Low-salt diet suits White-headed Ducks
Iraqi conservations training in Syria have found unexpectedly large numbers of wintering White-headed Ducks .
A total of 725 birds were recorded at Sabkhat Al-Jabbul, a large salt lake near Aleppo, in January this year. The global population of this Endangered species, which has declined rapidly in the southwest Asian part of its range, is estimated at 8,000 to 13,000 birds.
"The concentration of 725 individuals at Sabkhat Al-Jabbul constitutes at least 7% and perhaps as much as 14.5%, of the estimated regional population," said Richard Porter of BirdLife's Middle East Division.

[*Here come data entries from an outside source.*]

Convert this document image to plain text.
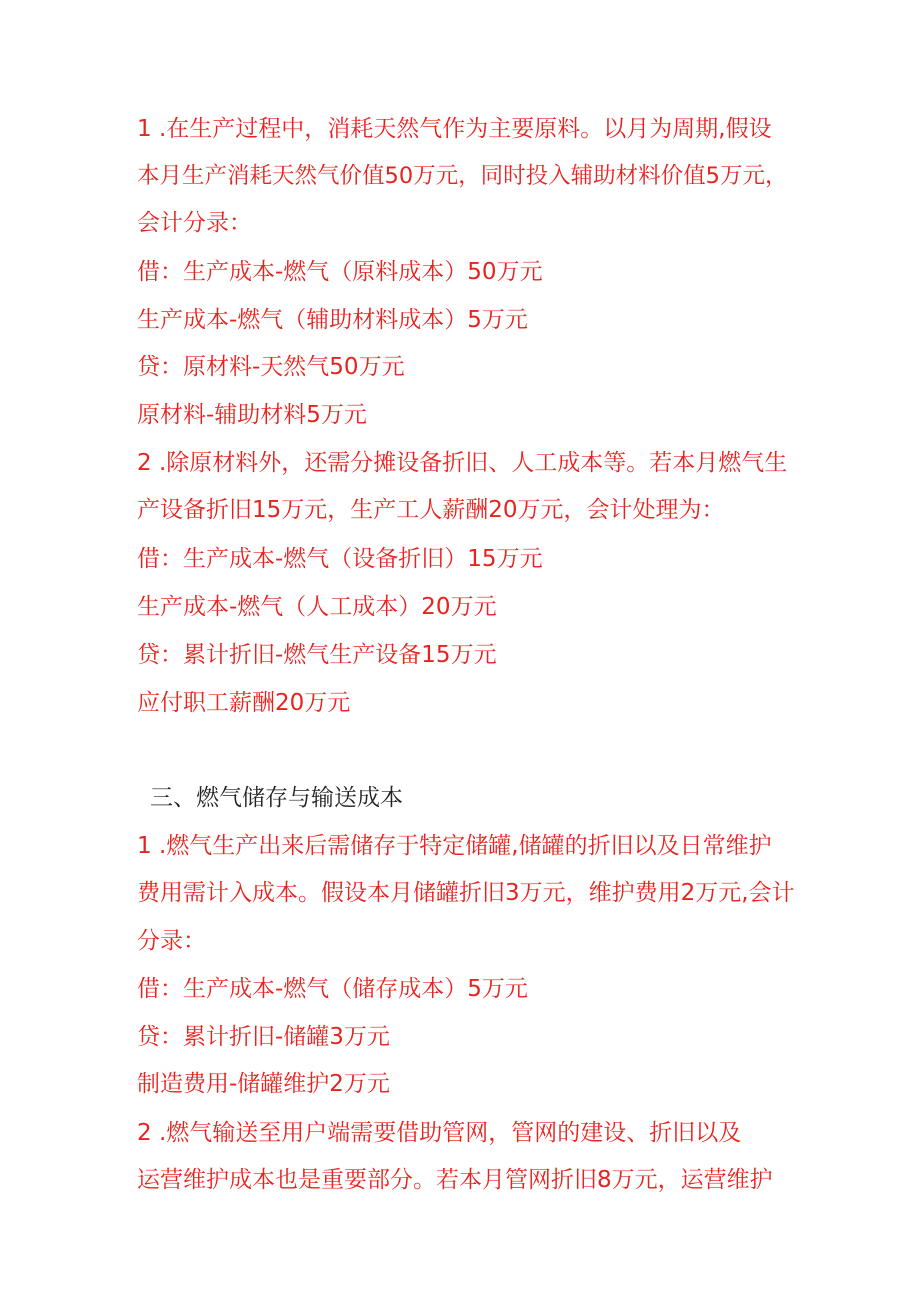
1 .在生产过程中，消耗天然气作为主要原料。以月为周期,假设

本月生产消耗天然气价值50万元，同时投入辅助材料价值5万元，

会计分录：

借：生产成本-燃气（原料成本）50万元

生产成本-燃气（辅助材料成本）5万元

贷：原材料-天然气50万元

原材料-辅助材料5万元

2 .除原材料外，还需分摊设备折旧、人工成本等。若本月燃气生

产设备折旧15万元，生产工人薪酬20万元，会计处理为：

借：生产成本-燃气（设备折旧）15万元

生产成本-燃气（人工成本）20万元

贷：累计折旧-燃气生产设备15万元

应付职工薪酬20万元

三、燃气储存与输送成本

1 .燃气生产出来后需储存于特定储罐,储罐的折旧以及日常维护

费用需计入成本。假设本月储罐折旧3万元，维护费用2万元,会计

分录：

借：生产成本-燃气（储存成本）5万元

贷：累计折旧-储罐3万元

制造费用-储罐维护2万元

2 .燃气输送至用户端需要借助管网，管网的建设、折旧以及

运营维护成本也是重要部分。若本月管网折旧8万元，运营维护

There is no evidence that the White-headed Ducks Oxyura leucocephala occurred in large numbers at Sabkhat Al-Jabbul in the past. It seems likely that recent changes in the hydrology of the lake, particularly higher and more stable water levels and lower salinities resulting from the discharge of surplus irrigation water into the lake, have created new habitats which are more suitable for White-headed Ducks than the highly saline conditions and widely fluctuating water levels of the past.
"Sabkhat Al-Jabbul may now be one of the most important wintering areas for the White-headed Duck in the world," asserted Richard Porter. "The possibility that the species breeds in the area should also be investigated, as local villagers report seeing ducks with white heads during the breeding season."